Thursday 22 February 2018

Guaranteed contracts for miscanthus

Caitriona Murphy

Caitriona Murphy

Severe restrictions on credit availability for farmers growing miscanthus have prompted the introduction of a new annual payment contract for growers.

Quinns of Baltinglass are offering farmers a guaranteed payment of €100/ac per year, without any financial investment by the farmer.

The company is targeting an additional 1,000ac of miscanthus from new growers in 2010, in addition to its existing supply base of 3,000ac.


Paddy O'Toole from Quinns said the contracts were a response to the lack of bank funding for farmers who were interested in growing the energy crop.

"Potential growers were finding that banks would not approve funding," he explained.

"We were looking at the acreage of new growers as being little or nothing this year, which would have been a disaster.

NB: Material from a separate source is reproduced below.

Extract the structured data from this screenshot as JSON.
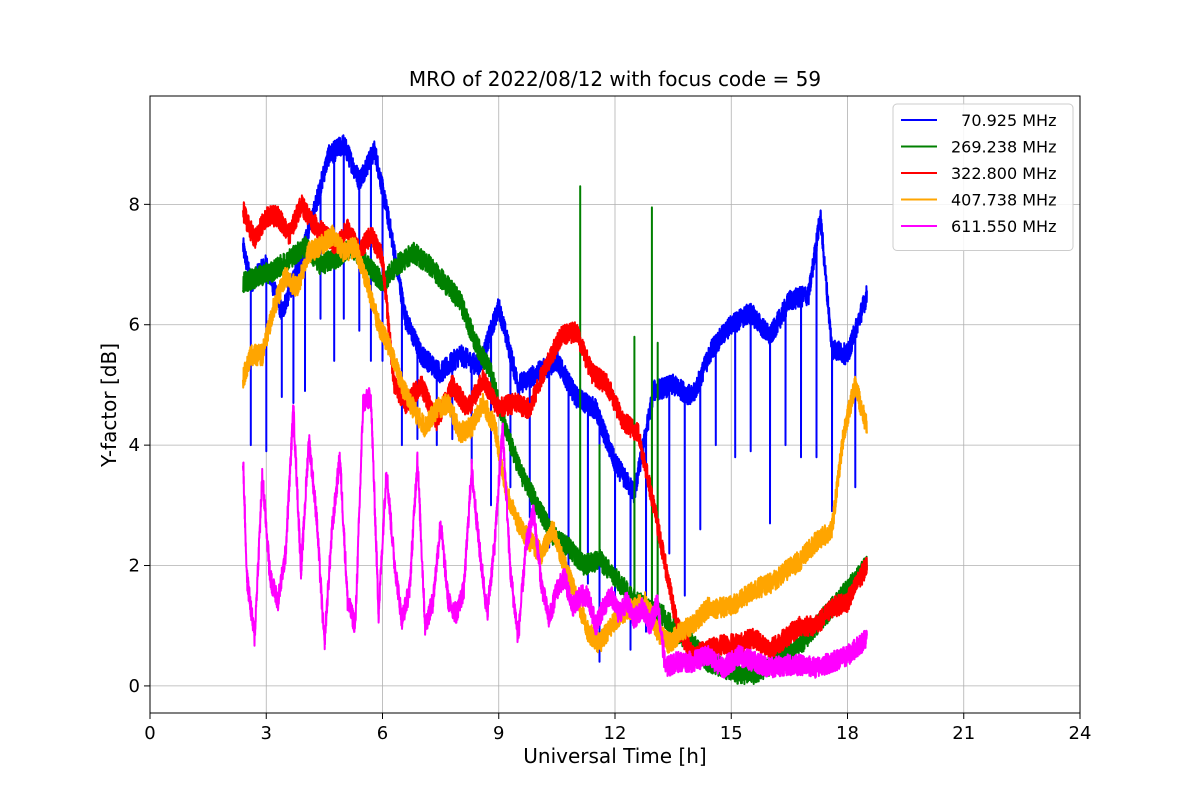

"This contract means there is no financial investment by the grower and he has a guaranteed return from the crop."

Also Read

Under the new contract, new growers would sign up for a period of between seven and 10 years for an acreage of 10-75ac.

The farmer would mandate his Department of Agriculture establishment grant, worth around €500/ac to Quinns of Baltinglass.

In return, Quinns will supply and plant the crop and provide the expertise for maintaining it.

The company will pay farmers an annual payment of €100/ac from year one to the last year of the contract, even though there would be no crop harvested for the first two years.

The €100/ac annual payment is expected to be linked to the consumer price index for the period of the contract.

The new contracts are open to farmers in the Leinster area and are only available for arable land.


Teagasc bioenergy expert Barry Caslin said the contracts offered growers minimum risk, with no upfront costs and payment in the early years when the crop was not harvested.

He added that the contract compared favourably with renting out land or planting it under cereals.

"Cereal margins have been negative for the last two years, compared to the €100/ac being offered on contract," he said.

"Also, the farmer is still in control of his land, he's not leasing it out."